An interesting 2010 paper1 reports that “after every meal, VLDL fluidity is increased causing apoE4 associated with VLDL to assume a more expanded conformation, potentially enhancing the pathogenicity of apoE4 in vascular tissue.” The researchers found that “[l]ike the native apoE proteins, spin-labeled apoE4 preferentially associated with VLDL and apoE3-like protein with HDL after a moderately high-fat meal.”

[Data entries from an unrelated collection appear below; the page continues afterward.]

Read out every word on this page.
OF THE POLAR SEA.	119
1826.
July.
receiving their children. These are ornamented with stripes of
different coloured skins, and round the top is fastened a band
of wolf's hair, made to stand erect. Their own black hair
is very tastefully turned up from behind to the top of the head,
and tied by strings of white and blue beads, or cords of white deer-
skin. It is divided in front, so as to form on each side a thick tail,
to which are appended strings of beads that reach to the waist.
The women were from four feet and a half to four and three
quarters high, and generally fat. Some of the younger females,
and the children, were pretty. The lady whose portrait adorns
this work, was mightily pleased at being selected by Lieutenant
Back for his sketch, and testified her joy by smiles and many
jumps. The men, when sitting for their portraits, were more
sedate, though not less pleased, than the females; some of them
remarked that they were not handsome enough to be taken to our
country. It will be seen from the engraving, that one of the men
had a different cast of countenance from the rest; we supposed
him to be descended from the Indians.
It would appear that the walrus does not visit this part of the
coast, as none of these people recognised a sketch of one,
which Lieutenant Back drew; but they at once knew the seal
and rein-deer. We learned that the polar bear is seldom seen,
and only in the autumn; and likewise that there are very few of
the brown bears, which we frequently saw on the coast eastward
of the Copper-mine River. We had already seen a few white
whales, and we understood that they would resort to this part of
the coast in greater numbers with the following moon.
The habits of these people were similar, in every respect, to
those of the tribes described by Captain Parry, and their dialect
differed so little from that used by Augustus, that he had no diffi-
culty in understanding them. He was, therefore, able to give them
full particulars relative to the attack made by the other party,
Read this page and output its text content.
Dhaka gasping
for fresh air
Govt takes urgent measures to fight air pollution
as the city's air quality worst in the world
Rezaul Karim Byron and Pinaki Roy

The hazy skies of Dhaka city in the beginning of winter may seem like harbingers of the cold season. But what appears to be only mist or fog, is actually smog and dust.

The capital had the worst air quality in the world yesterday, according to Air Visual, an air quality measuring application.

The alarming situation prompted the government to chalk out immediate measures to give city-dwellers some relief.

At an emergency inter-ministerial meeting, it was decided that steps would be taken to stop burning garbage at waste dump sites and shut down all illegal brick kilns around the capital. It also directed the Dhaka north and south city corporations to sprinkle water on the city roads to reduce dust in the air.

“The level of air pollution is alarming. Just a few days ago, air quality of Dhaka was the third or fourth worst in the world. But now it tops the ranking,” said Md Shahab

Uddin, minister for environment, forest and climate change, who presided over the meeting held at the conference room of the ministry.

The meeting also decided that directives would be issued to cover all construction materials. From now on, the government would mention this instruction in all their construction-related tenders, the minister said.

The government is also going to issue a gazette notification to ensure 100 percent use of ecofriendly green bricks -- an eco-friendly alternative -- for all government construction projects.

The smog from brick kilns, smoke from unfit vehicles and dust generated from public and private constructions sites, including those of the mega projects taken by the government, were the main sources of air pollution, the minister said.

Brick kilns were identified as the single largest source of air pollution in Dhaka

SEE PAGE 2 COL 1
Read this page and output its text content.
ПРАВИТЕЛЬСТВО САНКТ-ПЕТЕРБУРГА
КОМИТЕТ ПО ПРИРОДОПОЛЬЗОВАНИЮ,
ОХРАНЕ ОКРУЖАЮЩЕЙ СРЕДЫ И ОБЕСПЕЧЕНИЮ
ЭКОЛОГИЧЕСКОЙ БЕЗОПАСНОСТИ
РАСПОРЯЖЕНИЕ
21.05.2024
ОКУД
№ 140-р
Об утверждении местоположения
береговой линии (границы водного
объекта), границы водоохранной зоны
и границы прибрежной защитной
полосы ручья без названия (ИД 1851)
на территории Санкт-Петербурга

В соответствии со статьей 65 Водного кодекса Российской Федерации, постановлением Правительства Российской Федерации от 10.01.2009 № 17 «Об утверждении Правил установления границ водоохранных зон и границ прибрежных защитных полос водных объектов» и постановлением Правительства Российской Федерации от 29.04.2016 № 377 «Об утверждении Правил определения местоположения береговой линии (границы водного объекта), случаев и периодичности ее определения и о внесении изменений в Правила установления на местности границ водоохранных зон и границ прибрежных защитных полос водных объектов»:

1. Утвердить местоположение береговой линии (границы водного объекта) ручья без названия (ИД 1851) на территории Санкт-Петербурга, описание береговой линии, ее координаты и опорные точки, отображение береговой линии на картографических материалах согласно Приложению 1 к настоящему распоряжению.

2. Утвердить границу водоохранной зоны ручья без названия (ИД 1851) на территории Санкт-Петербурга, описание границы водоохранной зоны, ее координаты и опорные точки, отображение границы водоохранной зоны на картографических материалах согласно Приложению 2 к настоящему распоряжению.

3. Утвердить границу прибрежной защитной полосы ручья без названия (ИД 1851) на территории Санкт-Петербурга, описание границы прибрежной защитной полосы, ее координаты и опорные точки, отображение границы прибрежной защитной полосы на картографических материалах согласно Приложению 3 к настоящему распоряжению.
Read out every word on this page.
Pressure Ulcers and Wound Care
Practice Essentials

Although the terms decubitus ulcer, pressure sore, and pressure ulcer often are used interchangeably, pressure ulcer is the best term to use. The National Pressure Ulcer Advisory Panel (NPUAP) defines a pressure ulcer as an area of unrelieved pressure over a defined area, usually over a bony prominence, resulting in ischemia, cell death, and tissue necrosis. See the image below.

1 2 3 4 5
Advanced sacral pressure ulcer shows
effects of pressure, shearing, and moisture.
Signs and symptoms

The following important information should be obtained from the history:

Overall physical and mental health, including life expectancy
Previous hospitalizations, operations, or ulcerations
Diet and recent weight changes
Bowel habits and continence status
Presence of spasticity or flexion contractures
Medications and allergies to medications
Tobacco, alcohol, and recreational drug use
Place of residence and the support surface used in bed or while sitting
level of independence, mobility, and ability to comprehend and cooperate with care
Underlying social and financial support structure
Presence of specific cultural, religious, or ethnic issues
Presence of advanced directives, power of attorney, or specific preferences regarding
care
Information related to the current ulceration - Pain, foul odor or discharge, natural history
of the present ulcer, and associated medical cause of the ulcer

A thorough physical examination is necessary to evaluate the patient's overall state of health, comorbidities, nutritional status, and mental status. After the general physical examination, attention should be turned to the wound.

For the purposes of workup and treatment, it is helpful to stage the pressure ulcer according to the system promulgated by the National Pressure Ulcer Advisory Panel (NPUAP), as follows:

As the authors explain, apoE4 is pro-inflammatory and associated with increased risks of both atherosclerosis and Alzheimer’s disease. Following a meal, there is a state of increased lipolysis (fat breakdown into fatty acids). “During lipolysis, fatty acids accumulate at the lipoprotein surface because the rate of fatty acid transfer is much slower than lipolysis.”1 The result is an accumulation of fatty acids on the lipoprotein surface that could mediate changes in lipoprotein fluidity. Indeed, as postprandial increases in lipid levels have been “implicated in the development of atherosclerosis via repetitive injury to the arterial endothelium,” the authors suggest that it is important to understand how changes in lipoprotein fluidity resulting from an accumulation of fatty acids might affect apoE isoforms and their conformation in modulating proinflammatory processes important in atherosclerosis.

The authors find that apoE4 assumes a more linear conformation on VLDL particles as a result of increased fatty acids in VLDL due to lipolysis and that the increase in free fatty acid content is accompanied by an increase in lipid fluidity. They suggest that the dramatically changed conformation of apoE4 in postprandial VLDL may be associated with the contribution of apoE4 to atherosclerosis, but that further research will be needed to determine whether this is the case.

If the hypothesis that altered conformation of apoE4 associated with VLDL is associated with greater apoE4 pathogenicity in vascular tissues is correct, it may be useful for that reason alone to keep VLDL levels low. Fortunately, niacin very effectively reduces lipolysis as well as LDL, VLDL, and triglyceride levels. We both take 12 capsules a day of our Niacin Easy 200™ capsules (2.4 grams of niacin a day). It is important to remember that doses of niacin greater than 800 mg a day can, in some sensitive individuals, cause liver damage. If you wish to take higher doses than that, you will need to have yourself tested regularly for liver enzyme levels (as we do) to detect any possible liver damage as a result of high dose niacin which, when detected early, quickly returns to normal when niacin is discontinued.

  1. Tetali et al. VLDL lipolysis products increase VLDL fluidity and convert apolipoprotein E4 into a more expanded conformation. J Lipid Res 51(6):1273-1283 (2010).